I've created panoramas before, but I don't have a tripod that will let me get the same perspective. What techniques can I use to minimize distortion? Any particular focal length lenses that are better for this than others?

If it makes a difference, I have a Lumix GX1 micro four-thirds camera.

2 Answers 2


For reducing parallax, check out this helpful article. It has useful information on finding and using the no-parallax point on any lens, as do the links it includes at the bottom. Essentially, as you pan to create your panorama, you want the axis of rotation to fall right through the no-parallax point.

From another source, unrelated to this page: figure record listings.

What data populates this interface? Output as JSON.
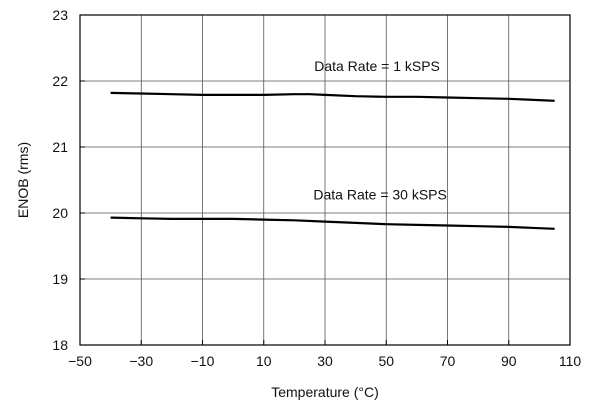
{
  "chart_data": {
    "type": "line",
    "title": "",
    "xlabel": "Temperature (°C)",
    "ylabel": "ENOB (rms)",
    "xlim": [
      -50,
      110
    ],
    "ylim": [
      18,
      23
    ],
    "xticks": [
      -50,
      -30,
      -10,
      10,
      30,
      50,
      70,
      90,
      110
    ],
    "xtick_labels": [
      "−50",
      "−30",
      "−10",
      "10",
      "30",
      "50",
      "70",
      "90",
      "110"
    ],
    "yticks": [
      18,
      19,
      20,
      21,
      22,
      23
    ],
    "ytick_labels": [
      "18",
      "19",
      "20",
      "21",
      "22",
      "23"
    ],
    "grid": true,
    "line_color": "#000000",
    "series": [
      {
        "x": [
          -40,
          -30,
          -20,
          -10,
          0,
          10,
          20,
          25,
          30,
          40,
          50,
          60,
          70,
          80,
          90,
          100,
          105
        ],
        "values": [
          21.82,
          21.81,
          21.8,
          21.79,
          21.79,
          21.79,
          21.8,
          21.8,
          21.79,
          21.77,
          21.76,
          21.76,
          21.75,
          21.74,
          21.73,
          21.71,
          21.7
        ]
      },
      {
        "x": [
          -40,
          -30,
          -20,
          -10,
          0,
          10,
          20,
          30,
          40,
          50,
          60,
          70,
          80,
          90,
          100,
          105
        ],
        "values": [
          19.93,
          19.92,
          19.91,
          19.91,
          19.91,
          19.9,
          19.89,
          19.87,
          19.85,
          19.83,
          19.82,
          19.81,
          19.8,
          19.79,
          19.77,
          19.76
        ]
      }
    ],
    "annotations": [
      {
        "text": "Data Rate = 1 kSPS",
        "x": 47,
        "y": 22.23
      },
      {
        "text": "Data Rate = 30 kSPS",
        "x": 48,
        "y": 20.28
      }
    ]
  }
}
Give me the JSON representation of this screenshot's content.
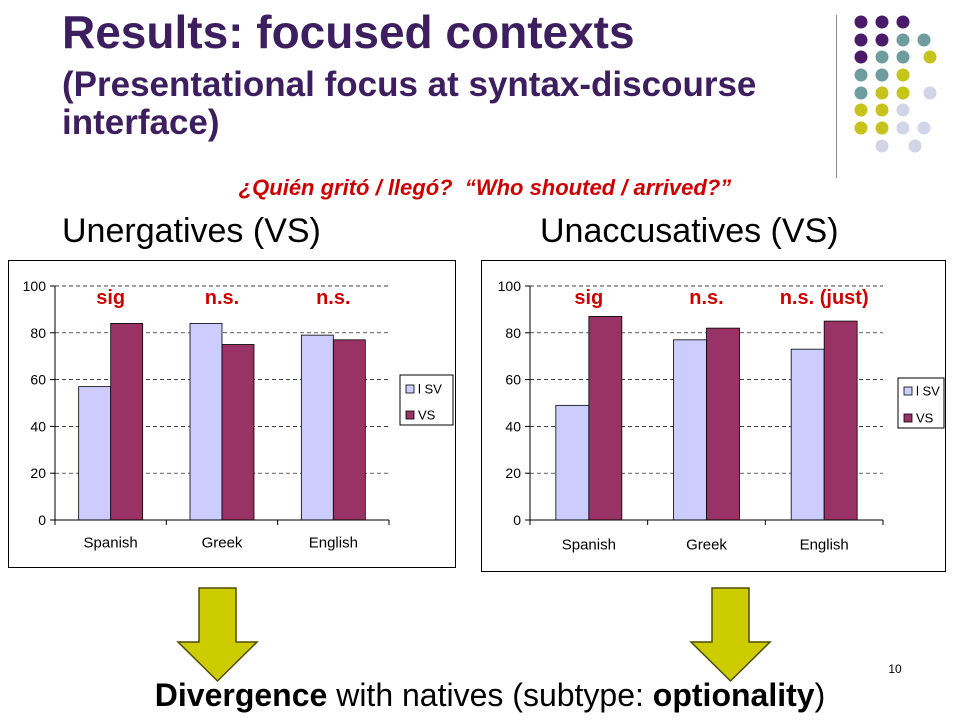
{
  "slide": {
    "title": "Results: focused contexts",
    "subtitle": "(Presentational focus at syntax-discourse interface)",
    "question": "¿Quién gritó / llegó?  “Who shouted / arrived?”",
    "page_number": "10",
    "conclusion": {
      "emphasis_1": "Divergence",
      "text_1": " with natives (subtype: ",
      "emphasis_2": "optionality",
      "text_2": ")"
    }
  },
  "panels": {
    "left": {
      "heading": "Unergatives (VS)"
    },
    "right": {
      "heading": "Unaccusatives (VS)"
    }
  },
  "icons": {
    "left_arrow": "down-arrow-icon",
    "right_arrow": "down-arrow-icon",
    "ornament": "dot-grid-ornament"
  },
  "colors": {
    "title": "#3d1f5f",
    "question": "#cc0000",
    "annotation": "#cc0000",
    "arrow_fill": "#cccc00",
    "arrow_stroke": "#4d4d00",
    "ornament": {
      "purple": "#4a1b6a",
      "teal": "#6f9d9d",
      "olive": "#c6c41b",
      "lavender": "#d4d4e8"
    }
  },
  "chart_data": [
    {
      "type": "bar",
      "categories": [
        "Spanish",
        "Greek",
        "English"
      ],
      "series": [
        {
          "name": "l SV",
          "color": "#ccccff",
          "values": [
            57,
            84,
            79
          ]
        },
        {
          "name": "VS",
          "color": "#993366",
          "values": [
            84,
            75,
            77
          ]
        }
      ],
      "yticks": [
        0,
        20,
        40,
        60,
        80,
        100
      ],
      "ylim": [
        0,
        100
      ],
      "grid": true,
      "legend": "right",
      "annotations": [
        "sig",
        "n.s.",
        "n.s."
      ]
    },
    {
      "type": "bar",
      "categories": [
        "Spanish",
        "Greek",
        "English"
      ],
      "series": [
        {
          "name": "l SV",
          "color": "#ccccff",
          "values": [
            49,
            77,
            73
          ]
        },
        {
          "name": "VS",
          "color": "#993366",
          "values": [
            87,
            82,
            85
          ]
        }
      ],
      "yticks": [
        0,
        20,
        40,
        60,
        80,
        100
      ],
      "ylim": [
        0,
        100
      ],
      "grid": true,
      "legend": "right",
      "annotations": [
        "sig",
        "n.s.",
        "n.s. (just)"
      ]
    }
  ]
}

In terms of what angle lens to use, generally you'll want to use a wide-angle lens, but not so wide as to cause a high amount of distortion. Lenses obviously vary, but try to use as wide a lens as you can that doesn't create a lot of distortion (or if it does, correct it in post before stitching the images). Some people go so far as to recommend focal lengths of around 50mm. While personally I think that's taking it a bit too far, if you have the time to create a panorama with a fairly tight lens like that then you are unlikely to have any distortion problems.

  • Is that 50mm in 35mm terms, or 50mm literally?
    – Daenyth
    Mar 19, 2014 at 15:57
  • 1
    It's usually meant in 35mm terms, but that's of little specific importance. The main point is that some people recommend using normal/telephoto focal lengths (either of which 50mm can be, depending on the sensor size), because while they require more time to shoot and process, they produce very little distortion compared to even well-made wide-angle lenses. It's up to you to decide if that trade-off is worth it or not.
    – Tortilla
    Mar 19, 2014 at 16:01

If you're talking about minimizing parallax so that you get a clean stitch, there are a lot of tricks you can use like a hotshoe bubble level and a plumb line (aka Philopod) to make sure you rotate around the lens's no-parallax point that don't require a tripod and panohead.

However, distortion is another matter. Depending on how wide a field of view you're trying to cover with the panorama, distortion may be absolutely necessary in the finished pano, because a flat plane typically can't represent more than 180 degrees without some type of distortion. Which projection the panorama uses is probably going to have the largest effect on the final pano.

As for focal lengths, I shoot a Panasonic DMC-G3 and will shoot full spherical 360x180 equirectangular panos with a Samyang (Rokinon version) 7.5mm f/3.5 fisheye lens, so the distortion of the lens, to me, isn't really an issue, as both the member images and the final panorama are nearly distorted beyond recognition. But when put into a VR viewer, they'll look much more like rectilinear images.

As long as you have good stitching software that can handle lens distortion, and you're not shooting super-wide panos, it's typically not going to be an issue, as distortion can be corrected for. I use PTGui, but Hugin is a great open source alternative. Most people, however, would advocate using longer lenses to get higher-quality, lower-distortion, and high-resolution panos.